Re: [PATCH 00/13] [RFC] Rust support
From: Miguel Ojeda
Date: Fri Apr 16 2021 - 13:10:35 EST
On Fri, Apr 16, 2021 at 6:14 PM Willy Tarreau <w@xxxxxx> wrote:
>
> I'm really afraid by languages which force developers to do this or that.
> Many bugs in C come from casts because developers know their use case
> better than the compiler's developers, and result in lack of warnings
> when the code evolves, leaving pending bugs behind. What is important
> in my opinion is to let developers express what they want and report
> suspicious constructs, not to force them to dirtily work around rules
> that conflict with their use case :-/
I understand your concerns. The idea is that by restricting some
patterns (in the safe subset), you gain the ability to guarantee the
absence of UB (as long as the `unsafe` code is sound).
But please note that the `unsafe` side is still there, and you can
reach out for it when needed.
Thus, if you find yourself in a situation where the safe abstractions
are not enough for what you need to convey, you have two options:
ideally, you think about how to model that pattern in a way that can
be exposed as a safe API so that others can reuse it.
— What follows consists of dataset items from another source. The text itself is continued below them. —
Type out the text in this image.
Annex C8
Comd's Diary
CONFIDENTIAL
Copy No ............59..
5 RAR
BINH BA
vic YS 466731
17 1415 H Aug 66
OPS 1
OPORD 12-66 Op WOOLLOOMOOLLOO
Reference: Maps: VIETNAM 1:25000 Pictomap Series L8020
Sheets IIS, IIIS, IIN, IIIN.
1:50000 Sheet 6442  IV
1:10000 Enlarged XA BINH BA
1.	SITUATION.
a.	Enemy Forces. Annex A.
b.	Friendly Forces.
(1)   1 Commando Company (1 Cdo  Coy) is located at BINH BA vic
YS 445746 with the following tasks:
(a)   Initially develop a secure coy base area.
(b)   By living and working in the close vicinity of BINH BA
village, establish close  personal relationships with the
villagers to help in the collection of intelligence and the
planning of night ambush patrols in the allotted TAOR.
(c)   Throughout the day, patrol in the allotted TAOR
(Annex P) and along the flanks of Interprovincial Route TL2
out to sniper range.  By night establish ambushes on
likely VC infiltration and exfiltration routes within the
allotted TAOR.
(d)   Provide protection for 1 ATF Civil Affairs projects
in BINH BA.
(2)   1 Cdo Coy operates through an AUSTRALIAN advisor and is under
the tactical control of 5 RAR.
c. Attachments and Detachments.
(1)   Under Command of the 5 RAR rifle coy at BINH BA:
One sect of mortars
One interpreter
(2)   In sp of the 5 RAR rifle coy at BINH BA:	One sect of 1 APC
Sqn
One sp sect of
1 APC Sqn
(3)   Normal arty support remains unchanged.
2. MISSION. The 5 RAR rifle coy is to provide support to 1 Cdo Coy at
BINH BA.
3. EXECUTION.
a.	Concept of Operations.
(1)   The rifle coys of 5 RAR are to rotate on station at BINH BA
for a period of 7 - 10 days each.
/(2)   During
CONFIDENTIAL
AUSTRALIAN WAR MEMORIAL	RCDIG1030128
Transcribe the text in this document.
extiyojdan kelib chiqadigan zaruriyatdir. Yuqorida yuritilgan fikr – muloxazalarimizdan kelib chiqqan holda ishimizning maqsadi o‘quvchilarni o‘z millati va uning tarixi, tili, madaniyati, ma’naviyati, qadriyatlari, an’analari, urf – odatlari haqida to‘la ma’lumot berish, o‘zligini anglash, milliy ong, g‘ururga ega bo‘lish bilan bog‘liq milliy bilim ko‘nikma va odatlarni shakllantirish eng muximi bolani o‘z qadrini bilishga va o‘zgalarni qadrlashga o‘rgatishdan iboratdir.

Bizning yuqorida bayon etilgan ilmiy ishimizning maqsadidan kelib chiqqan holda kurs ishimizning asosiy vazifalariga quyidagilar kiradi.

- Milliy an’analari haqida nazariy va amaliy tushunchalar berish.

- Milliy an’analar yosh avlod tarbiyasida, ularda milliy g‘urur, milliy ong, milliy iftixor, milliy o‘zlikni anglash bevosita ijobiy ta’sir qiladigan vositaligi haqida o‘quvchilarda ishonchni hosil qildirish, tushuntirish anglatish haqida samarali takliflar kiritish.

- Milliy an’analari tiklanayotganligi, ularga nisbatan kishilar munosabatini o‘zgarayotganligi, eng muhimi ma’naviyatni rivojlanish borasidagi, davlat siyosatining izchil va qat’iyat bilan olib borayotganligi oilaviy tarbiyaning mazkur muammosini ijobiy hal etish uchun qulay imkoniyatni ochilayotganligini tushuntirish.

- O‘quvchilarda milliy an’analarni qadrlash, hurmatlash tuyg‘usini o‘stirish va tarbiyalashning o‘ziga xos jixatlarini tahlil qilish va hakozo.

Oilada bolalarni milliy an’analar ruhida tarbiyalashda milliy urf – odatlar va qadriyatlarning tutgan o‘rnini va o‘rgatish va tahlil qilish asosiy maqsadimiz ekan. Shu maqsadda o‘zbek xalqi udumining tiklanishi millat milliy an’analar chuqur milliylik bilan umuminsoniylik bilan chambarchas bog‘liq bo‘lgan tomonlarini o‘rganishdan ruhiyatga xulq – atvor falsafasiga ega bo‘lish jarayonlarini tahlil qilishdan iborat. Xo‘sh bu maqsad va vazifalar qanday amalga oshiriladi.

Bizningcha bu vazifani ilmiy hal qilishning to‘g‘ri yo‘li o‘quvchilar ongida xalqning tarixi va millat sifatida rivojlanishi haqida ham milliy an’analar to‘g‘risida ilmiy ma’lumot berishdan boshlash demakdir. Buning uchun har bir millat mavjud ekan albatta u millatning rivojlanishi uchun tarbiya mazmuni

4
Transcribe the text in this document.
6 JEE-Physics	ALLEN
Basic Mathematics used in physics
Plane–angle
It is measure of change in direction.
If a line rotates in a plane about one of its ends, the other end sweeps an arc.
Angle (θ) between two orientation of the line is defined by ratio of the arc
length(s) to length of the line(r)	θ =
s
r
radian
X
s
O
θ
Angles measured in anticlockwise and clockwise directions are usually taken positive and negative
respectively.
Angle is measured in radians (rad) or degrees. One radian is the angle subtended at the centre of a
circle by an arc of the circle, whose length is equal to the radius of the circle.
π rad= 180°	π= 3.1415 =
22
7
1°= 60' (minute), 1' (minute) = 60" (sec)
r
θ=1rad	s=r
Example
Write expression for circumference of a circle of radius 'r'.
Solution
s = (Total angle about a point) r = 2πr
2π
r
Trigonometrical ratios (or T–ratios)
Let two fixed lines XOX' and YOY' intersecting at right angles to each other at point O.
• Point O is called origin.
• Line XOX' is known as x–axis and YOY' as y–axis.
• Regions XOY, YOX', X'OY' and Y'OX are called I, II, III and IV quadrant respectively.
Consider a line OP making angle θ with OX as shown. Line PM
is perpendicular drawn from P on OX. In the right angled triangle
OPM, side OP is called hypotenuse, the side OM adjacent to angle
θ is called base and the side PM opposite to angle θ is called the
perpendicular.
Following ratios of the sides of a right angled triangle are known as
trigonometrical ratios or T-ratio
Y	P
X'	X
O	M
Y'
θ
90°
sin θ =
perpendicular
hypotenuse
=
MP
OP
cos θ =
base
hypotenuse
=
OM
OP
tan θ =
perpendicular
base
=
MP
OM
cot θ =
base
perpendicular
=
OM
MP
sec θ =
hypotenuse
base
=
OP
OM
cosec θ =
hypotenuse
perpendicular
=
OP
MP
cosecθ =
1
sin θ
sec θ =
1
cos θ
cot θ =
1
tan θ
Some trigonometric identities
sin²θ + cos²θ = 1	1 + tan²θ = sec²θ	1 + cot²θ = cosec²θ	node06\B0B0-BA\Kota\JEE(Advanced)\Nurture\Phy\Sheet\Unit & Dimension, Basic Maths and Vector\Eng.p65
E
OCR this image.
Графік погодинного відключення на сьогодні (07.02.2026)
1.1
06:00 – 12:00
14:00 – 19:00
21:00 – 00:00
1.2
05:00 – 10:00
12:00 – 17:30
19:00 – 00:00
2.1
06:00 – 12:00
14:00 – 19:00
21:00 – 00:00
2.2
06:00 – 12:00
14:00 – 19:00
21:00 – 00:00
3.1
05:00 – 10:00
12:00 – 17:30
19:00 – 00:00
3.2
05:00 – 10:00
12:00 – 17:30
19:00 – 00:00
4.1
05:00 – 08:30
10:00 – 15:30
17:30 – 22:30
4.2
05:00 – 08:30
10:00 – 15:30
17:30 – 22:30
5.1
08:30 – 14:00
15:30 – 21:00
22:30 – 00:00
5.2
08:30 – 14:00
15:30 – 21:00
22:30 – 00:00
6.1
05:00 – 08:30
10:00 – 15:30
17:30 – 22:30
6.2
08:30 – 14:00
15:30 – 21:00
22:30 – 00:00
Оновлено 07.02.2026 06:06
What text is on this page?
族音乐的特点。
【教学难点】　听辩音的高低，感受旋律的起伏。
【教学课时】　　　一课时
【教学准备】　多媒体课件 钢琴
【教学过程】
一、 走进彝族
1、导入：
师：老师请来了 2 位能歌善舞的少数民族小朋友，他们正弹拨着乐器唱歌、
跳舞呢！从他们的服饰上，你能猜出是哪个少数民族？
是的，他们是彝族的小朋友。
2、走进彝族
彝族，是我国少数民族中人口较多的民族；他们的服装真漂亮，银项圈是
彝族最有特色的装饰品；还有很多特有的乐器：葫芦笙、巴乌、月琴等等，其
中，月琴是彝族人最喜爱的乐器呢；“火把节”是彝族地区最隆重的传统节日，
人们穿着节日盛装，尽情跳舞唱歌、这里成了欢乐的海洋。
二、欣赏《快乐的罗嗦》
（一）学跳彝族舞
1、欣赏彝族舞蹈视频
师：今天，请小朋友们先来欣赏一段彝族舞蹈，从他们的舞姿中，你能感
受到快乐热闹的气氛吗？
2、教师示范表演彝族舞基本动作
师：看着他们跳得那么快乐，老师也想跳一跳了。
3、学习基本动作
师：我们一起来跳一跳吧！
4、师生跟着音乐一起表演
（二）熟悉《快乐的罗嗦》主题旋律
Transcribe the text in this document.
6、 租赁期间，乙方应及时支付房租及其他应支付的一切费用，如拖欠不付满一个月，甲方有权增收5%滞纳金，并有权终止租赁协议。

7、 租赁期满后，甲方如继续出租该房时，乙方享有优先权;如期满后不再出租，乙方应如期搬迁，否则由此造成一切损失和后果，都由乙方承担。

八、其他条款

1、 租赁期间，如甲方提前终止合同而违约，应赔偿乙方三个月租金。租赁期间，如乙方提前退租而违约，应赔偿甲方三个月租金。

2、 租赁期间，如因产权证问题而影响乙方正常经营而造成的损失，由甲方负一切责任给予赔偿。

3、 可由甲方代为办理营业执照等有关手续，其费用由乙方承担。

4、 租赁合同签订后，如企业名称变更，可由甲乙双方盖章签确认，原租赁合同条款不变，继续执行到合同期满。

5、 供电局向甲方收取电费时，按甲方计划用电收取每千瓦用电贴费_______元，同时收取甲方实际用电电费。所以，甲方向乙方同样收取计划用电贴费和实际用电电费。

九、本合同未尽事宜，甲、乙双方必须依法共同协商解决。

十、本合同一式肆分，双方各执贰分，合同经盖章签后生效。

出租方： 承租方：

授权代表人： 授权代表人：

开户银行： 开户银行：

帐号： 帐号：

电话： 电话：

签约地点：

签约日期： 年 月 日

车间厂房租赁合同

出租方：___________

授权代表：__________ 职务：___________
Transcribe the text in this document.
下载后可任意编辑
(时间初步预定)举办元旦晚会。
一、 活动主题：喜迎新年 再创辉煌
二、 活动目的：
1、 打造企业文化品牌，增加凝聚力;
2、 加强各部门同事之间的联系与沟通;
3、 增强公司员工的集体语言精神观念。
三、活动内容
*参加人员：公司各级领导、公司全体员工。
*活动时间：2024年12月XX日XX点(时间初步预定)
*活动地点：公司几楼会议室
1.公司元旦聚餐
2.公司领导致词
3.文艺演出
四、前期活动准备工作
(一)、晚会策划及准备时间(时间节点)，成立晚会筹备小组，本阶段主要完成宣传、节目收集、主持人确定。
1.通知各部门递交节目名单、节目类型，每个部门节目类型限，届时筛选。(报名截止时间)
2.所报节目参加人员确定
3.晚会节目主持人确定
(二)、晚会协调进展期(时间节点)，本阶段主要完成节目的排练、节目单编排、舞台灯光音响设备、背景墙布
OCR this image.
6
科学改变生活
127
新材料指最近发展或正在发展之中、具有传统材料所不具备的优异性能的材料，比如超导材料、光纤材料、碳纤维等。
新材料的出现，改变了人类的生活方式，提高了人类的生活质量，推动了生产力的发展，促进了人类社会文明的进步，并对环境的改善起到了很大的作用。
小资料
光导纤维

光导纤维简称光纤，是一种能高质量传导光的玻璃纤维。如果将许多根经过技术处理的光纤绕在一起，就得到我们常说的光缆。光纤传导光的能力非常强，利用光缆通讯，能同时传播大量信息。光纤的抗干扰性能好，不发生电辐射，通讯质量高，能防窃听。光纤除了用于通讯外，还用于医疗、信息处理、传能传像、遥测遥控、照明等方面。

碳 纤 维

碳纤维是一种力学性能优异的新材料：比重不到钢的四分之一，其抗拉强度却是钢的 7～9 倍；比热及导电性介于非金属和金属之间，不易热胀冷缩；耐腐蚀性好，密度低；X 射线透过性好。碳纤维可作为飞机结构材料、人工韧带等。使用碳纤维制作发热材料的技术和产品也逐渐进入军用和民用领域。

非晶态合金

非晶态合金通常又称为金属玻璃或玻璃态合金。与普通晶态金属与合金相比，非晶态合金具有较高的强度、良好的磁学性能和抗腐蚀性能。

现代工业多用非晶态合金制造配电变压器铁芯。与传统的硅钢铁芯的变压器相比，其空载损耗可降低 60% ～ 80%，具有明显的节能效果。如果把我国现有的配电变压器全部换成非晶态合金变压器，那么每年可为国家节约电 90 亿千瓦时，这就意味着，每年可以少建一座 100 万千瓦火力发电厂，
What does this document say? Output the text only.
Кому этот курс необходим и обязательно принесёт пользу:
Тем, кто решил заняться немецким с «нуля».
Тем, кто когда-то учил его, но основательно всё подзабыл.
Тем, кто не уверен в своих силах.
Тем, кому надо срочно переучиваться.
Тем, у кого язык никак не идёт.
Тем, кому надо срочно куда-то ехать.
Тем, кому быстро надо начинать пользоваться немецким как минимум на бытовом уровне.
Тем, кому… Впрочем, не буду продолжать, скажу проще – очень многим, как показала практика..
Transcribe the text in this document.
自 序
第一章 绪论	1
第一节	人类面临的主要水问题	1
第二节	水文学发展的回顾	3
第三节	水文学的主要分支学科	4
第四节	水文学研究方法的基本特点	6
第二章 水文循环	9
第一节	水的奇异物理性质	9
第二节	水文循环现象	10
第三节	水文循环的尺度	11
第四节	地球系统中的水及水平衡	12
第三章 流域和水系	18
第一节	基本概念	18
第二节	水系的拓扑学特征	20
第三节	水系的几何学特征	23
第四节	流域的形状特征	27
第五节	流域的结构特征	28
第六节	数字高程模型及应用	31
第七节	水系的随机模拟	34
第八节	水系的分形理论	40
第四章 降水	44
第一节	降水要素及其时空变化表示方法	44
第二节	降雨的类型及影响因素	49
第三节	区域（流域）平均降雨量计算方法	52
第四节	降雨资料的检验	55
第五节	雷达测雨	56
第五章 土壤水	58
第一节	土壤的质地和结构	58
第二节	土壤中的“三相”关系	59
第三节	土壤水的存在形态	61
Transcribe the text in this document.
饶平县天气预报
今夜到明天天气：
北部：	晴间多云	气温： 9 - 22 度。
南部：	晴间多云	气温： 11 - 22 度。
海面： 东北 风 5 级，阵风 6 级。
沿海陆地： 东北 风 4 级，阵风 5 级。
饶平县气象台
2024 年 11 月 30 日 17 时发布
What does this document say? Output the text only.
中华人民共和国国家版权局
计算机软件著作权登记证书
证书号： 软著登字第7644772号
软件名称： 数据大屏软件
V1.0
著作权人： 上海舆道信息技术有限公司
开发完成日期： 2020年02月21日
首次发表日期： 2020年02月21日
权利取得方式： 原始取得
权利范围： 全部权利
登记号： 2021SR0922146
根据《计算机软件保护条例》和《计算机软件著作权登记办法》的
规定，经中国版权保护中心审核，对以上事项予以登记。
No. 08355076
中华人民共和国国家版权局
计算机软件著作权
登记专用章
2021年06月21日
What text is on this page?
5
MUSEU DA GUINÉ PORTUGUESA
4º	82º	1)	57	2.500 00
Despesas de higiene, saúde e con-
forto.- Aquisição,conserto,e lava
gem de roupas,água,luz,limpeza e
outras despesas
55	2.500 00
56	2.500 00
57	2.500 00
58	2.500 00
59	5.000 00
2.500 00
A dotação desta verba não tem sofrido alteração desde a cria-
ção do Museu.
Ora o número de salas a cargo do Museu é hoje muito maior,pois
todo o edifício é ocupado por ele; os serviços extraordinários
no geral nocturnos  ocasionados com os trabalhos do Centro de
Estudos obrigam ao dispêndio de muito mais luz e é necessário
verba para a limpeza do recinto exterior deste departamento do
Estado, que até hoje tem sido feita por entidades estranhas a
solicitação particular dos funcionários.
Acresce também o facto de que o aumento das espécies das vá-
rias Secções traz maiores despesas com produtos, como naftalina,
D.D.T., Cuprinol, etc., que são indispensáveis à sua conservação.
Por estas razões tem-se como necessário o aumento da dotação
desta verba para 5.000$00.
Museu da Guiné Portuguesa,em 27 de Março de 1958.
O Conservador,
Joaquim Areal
And if that is
not possible, you reach out for `unsafe` yourself.
Even in those cases where there is no other way around `unsafe`, note
that you still have gained something very important: now you have made
it explicit in the code that this is needed, and you will have written
a `SAFETY` annotation that tells others why your usage is sound (i.e.
why it cannot trigger UB).
And by having the compiler enforce this safe-unsafe split, you can
review safe code without having to constantly worry about UB; and be
extra alert when dealing with `unsafe` blocks.
Of course, UB is only a subset of errors, but it is a major one, and
particularly critical for privileged code.